Les décennies suivantes sont marquées par une importante fracture entre les générations et l’on voit, dans l’enseignement, les élèves faire régner leur ordre moral dans les classes et dénier aux professeurs toute liberté de ton ou de critique vis-à-vis de la norme islamique. Consentantes ou non, les femmes recommencent à porter le voile. L’auteur salue «  La perspicacité et le courage de Bourguiba en Tunisie, instituant un code du statut personnel le 13 août 1956 qui supprime la polygamie et favorise l’émancipation de la femme » ce qui n’adviendra pas en Algérie.

Selon Tarik Mira : « Un premier constat s’impose : arabisme séculier et islamisme forment les deux faces d’une même médaille et refusent conjointement la démocratie. » Alors que « L’Algérie - le Liban probablement aussi - est le pays le plus apte à conquérir la modernité parmi les États de la Ligue arabe.  »

L’auteur décrit la situation actuelle comme un chaos et un paradoxe «  où l’islam politique est vaincu mais s’imposant comme force-pivot, et où l’islam social s’enracinant davantage dans les mœurs, alors que le combat des femmes en faveur de l’égalité des droits commence doucement à porter ses fruits. » En effet, une présence laïque continue d’exister. En témoigne : « La baisse du taux de fécondité jusqu’à menacer le renouvellement des générations, grâce notamment à la contraception ».
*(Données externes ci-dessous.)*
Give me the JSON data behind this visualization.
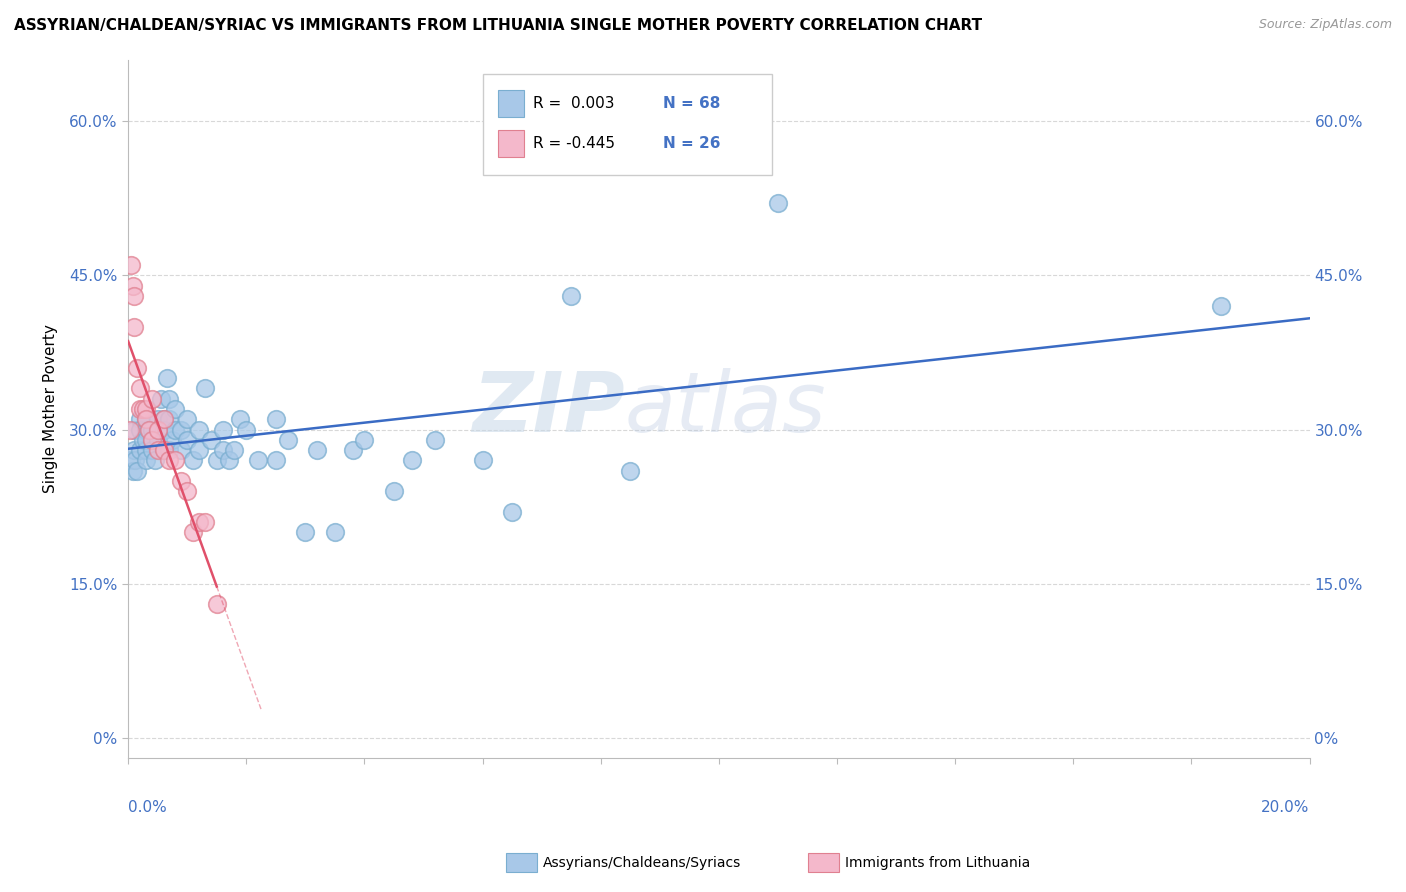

Tarik Mira, qui se prononce de façon claire et nette pour une véritable laïcité, fait aussi remarquer – ce qui vaut tout autant pour d’autres pays, et d’autres régimes – que la laïcité n’oblige pas à l’athéisme mais reste indispensable à la liberté.

«  La laïcité est finalement une idée jeune dans le débat politique national. Combattue injustement par les tenants du pouvoir et sournoisement par les islamistes en tentant de l’assimiler à l’athéisme, le sort de cette philosophie est lié à la démocratisation des institutions et de la société algériennes.
Dans cette longue et exaltante bataille, les combattants des Lumières ont besoin de plus d’attention, sinon de solidarité, de leurs pairs à travers le monde. Consubstantiellement mêlés, la démocratie, les droits de l’homme et la laïcité sont indivisibles idéologiquement et géographiquement.
 »

Par ailleurs, on trouve sur http://tairi54.blogspot.com/search/... une déclaration du Parti pour la Laïcité et la Démocratiedatée du 5 juillet 2010 cette définition de la laïcité :

2. Qu’est-ce que la laïcité ?

La laïcité est la forme d’organisation politique la plus aboutie, consacrant le long processus d’autonomie de l’individu par rapport à la communauté ; processus enclenché, à partir des XVe- XVIe siècles en Occident, et porté intellectuellement pas les philosophes des Lumières. Elle est en ce sens un puissant vecteur de l’affirmation des libertés individuelles et collectives. Elle est un ordre juridique d’organisation de l’État, fondé sur une séparation radicale entre les institutions religieuses et l’État.

Pour autant, la laïcité n’est pas antireligieuse, puisqu’elle garantit la liberté de conscience, c’est-à-dire le droit de chacune et de chacun d’adopter la religion de son choix, d’en changer ou de n’en croire à aucune. Ceci est également valable pour toutes les opinions politiques, philosophiques, culturelles… De même qu’elle garantit leur libre expression dans la sphère privée. C’est ainsi qu’on peut être tout naturellement laïque et musulman, laïque et chrétien, laïque et juif, laïque et bouddhiste, laïque et athée…

La laïcité est en revanche anticléricale, dans la mesure où elle s’oppose à la prétention des religions, dont l’islam, à vouloir régenter tous les domaines de la vie des individus. Elle assure de ce fait la primauté de la citoyenneté sur l’appartenance religieuse ou communautaire. Voilà pourquoi, elle bannit les religions et les particularismes de la sphère publique, tout en garantissant leur libre expression dans la sphère privée.

SKS


[1Ex-secrétaire national aux relations internationales du R.C.D. récemment exclu.